ついにアッズーリの主役へ。ヴェッラッティがチームの“表情”を変える!

2018年11月14日 片野道郎

中盤から質の高い縦パスを送り込む。

10月の2試合でハイパフォーマンスを見せたヴェッラッティ。11月も期待がかかる。(C)Getty Images

 ついにヴェッラッティがアッズーリの主役となる時代が来るのか――。
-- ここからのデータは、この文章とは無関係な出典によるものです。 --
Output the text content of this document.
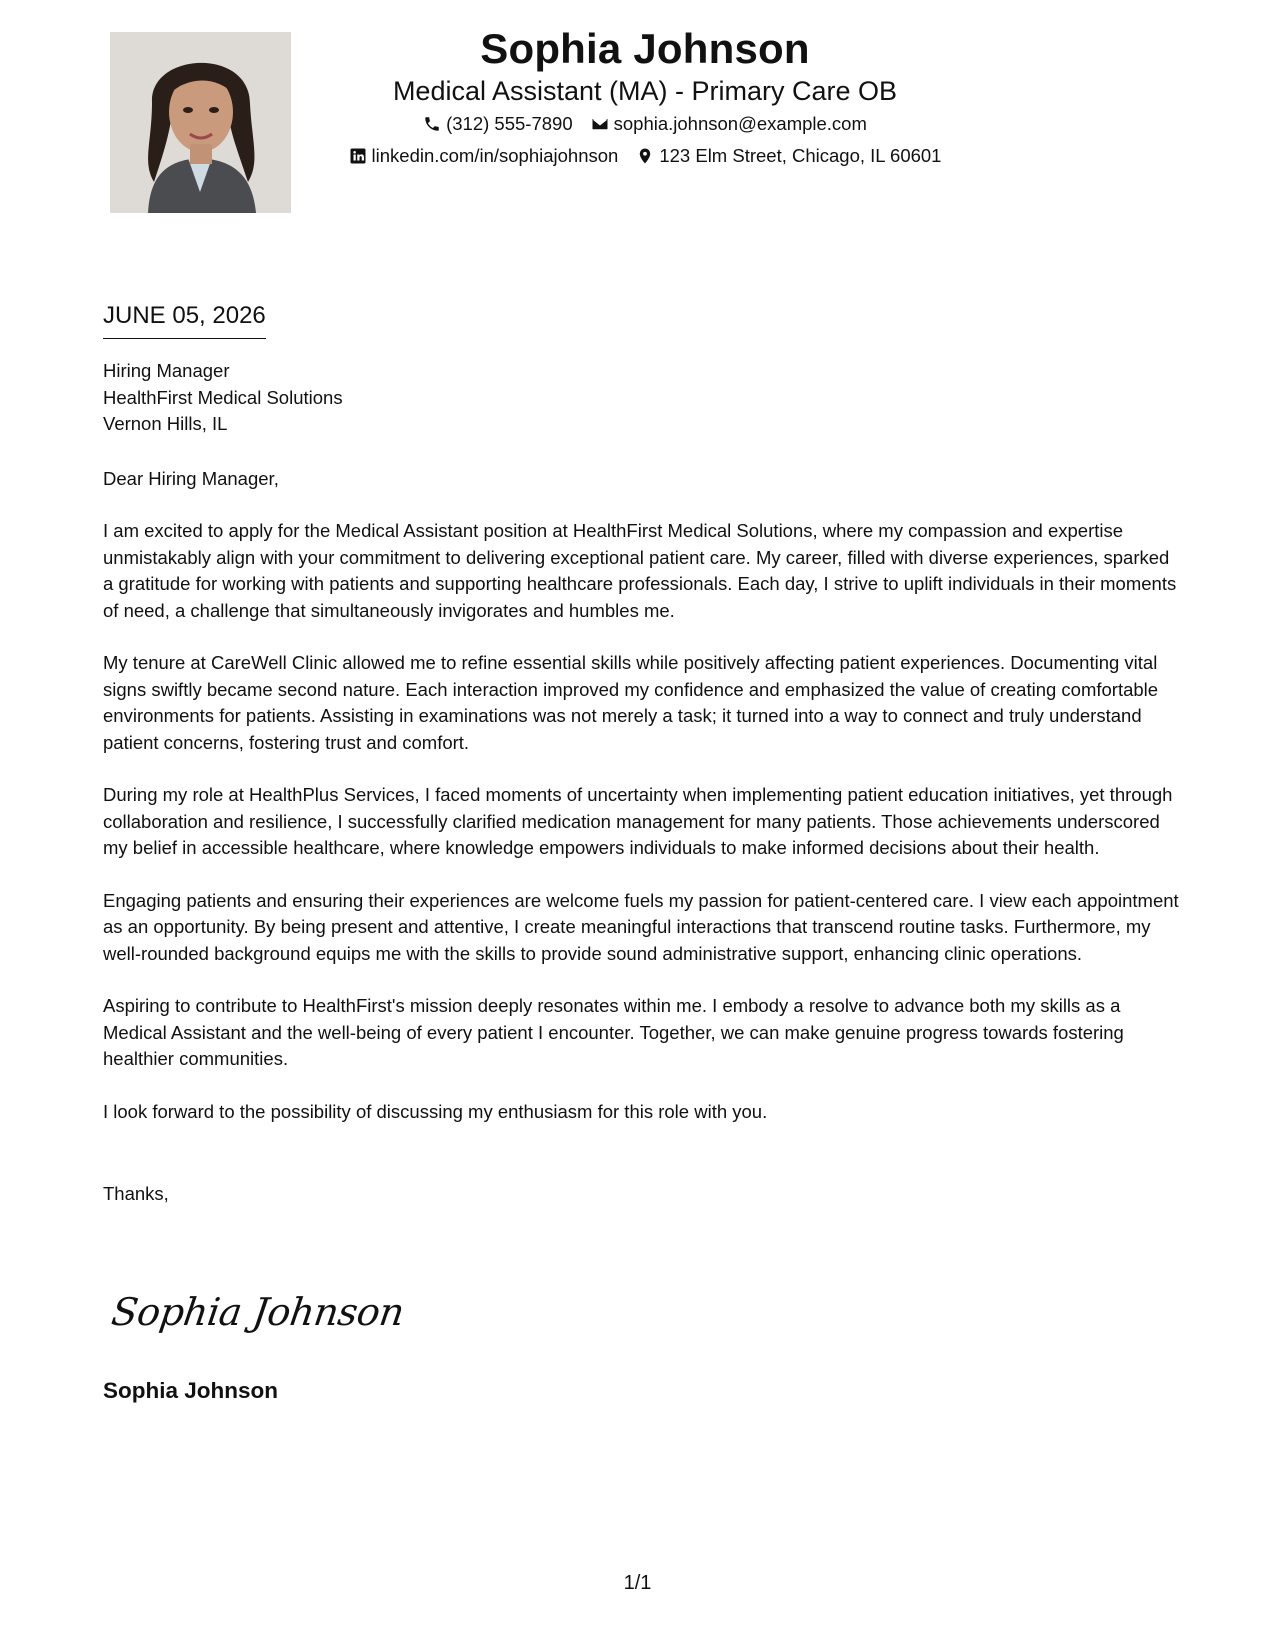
Sophia Johnson
Medical Assistant (MA) - Primary Care OB
(312) 555-7890 sophia.johnson@example.com
linkedin.com/in/sophiajohnson 123 Elm Street, Chicago, IL 60601
JUNE 05, 2026
Hiring Manager
HealthFirst Medical Solutions
Vernon Hills, IL
Dear Hiring Manager,
I am excited to apply for the Medical Assistant position at HealthFirst Medical Solutions, where my compassion and expertise unmistakably align with your commitment to delivering exceptional patient care. My career, filled with diverse experiences, sparked a gratitude for working with patients and supporting healthcare professionals. Each day, I strive to uplift individuals in their moments of need, a challenge that simultaneously invigorates and humbles me.
My tenure at CareWell Clinic allowed me to refine essential skills while positively affecting patient experiences. Documenting vital signs swiftly became second nature. Each interaction improved my confidence and emphasized the value of creating comfortable environments for patients. Assisting in examinations was not merely a task; it turned into a way to connect and truly understand patient concerns, fostering trust and comfort.
During my role at HealthPlus Services, I faced moments of uncertainty when implementing patient education initiatives, yet through collaboration and resilience, I successfully clarified medication management for many patients. Those achievements underscored my belief in accessible healthcare, where knowledge empowers individuals to make informed decisions about their health.
Engaging patients and ensuring their experiences are welcome fuels my passion for patient-centered care. I view each appointment as an opportunity. By being present and attentive, I create meaningful interactions that transcend routine tasks. Furthermore, my well-rounded background equips me with the skills to provide sound administrative support, enhancing clinic operations.
Aspiring to contribute to HealthFirst's mission deeply resonates within me. I embody a resolve to advance both my skills as a Medical Assistant and the well-being of every patient I encounter. Together, we can make genuine progress towards fostering healthier communities.
I look forward to the possibility of discussing my enthusiasm for this role with you.
Thanks,
Sophia Johnson
Sophia Johnson
1/1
そんな希望を抱かせるに十分なパフォーマンスだった。
 
 去る10月の代表ウィーク、10日にウクライナ(親善試合/△1―1)、14日にポーランド(ネーションズ・リーグ/◯1―0)と戦ったイタリア代表で一際目立ったのが、マルコ・ヴェッラッティだ。
 
 同じ技巧派のジョルジーニョ、ニコロ・バレッラと中盤のトライアングルを形成した小兵MFは、頻繁かつ自在にポジションを入れ替えながらワンタッチ、ツータッチでショートパスを回して相手のプレッシャーをかわし、前線に質の高い縦パスを送り込んだ。
 
 ヨーロッパの頂点を狙うメガクラブで活躍する唯一の若手イタリア人プレーヤーでありながら、26歳を迎えようとする現在まで、ヴェッラッティがアッズーリで主役として輝いたことは一度としてなかった。
 
 2014年のブラジルW杯は、予選のほとんどをベンチで過ごし、直前にレギュラーに昇格して迎えた本番も持ち味を発揮できず、グループリーグ敗退の責任の一端を担う羽目となった。続くEURO16は内転筋の故障により欠場。そして、中盤の要としての地位確立が期待されたロシアW杯予選も、頻繁な故障欠場も相まって完全な信頼は得られず、毎試合のように顔触れが入れ替わるMF陣のひとりに過ぎなかった。
 
 常に期待されながらも、それに応えられないまま、気が付いたら中堅と呼ばれる年齢を迎えようとしていたのが、アッズーリにおけるヴェッラッティだったのだ。
 
 タレント自体に疑いの目を向ける者は誰ひとりとしていない。地元ペスカーラの育成部門で育ち、08年8月には弱冠15歳9か月にして当時LP1(3部)だったトップチームにデビュー。チームがセリエBに昇格した10-11シーズンには準レギュラーとして27試合に出場した。
 
 そして名伯楽ズデネク・ゼーマンに師事した翌11-12シーズンは、キャリアにとって決定的な1年となる。4-3-3のアンカーとして攻撃の組み立てを一手に担い、後にA代表でもチームメイトとなる前線のチーロ・インモービレとロレンツォ・インシーニェに質の高いロングパスを供給。「アンドレア・ピルロの再来」と騒がれ、チームの20年ぶりのセリエA昇格に大きく貢献したのだ。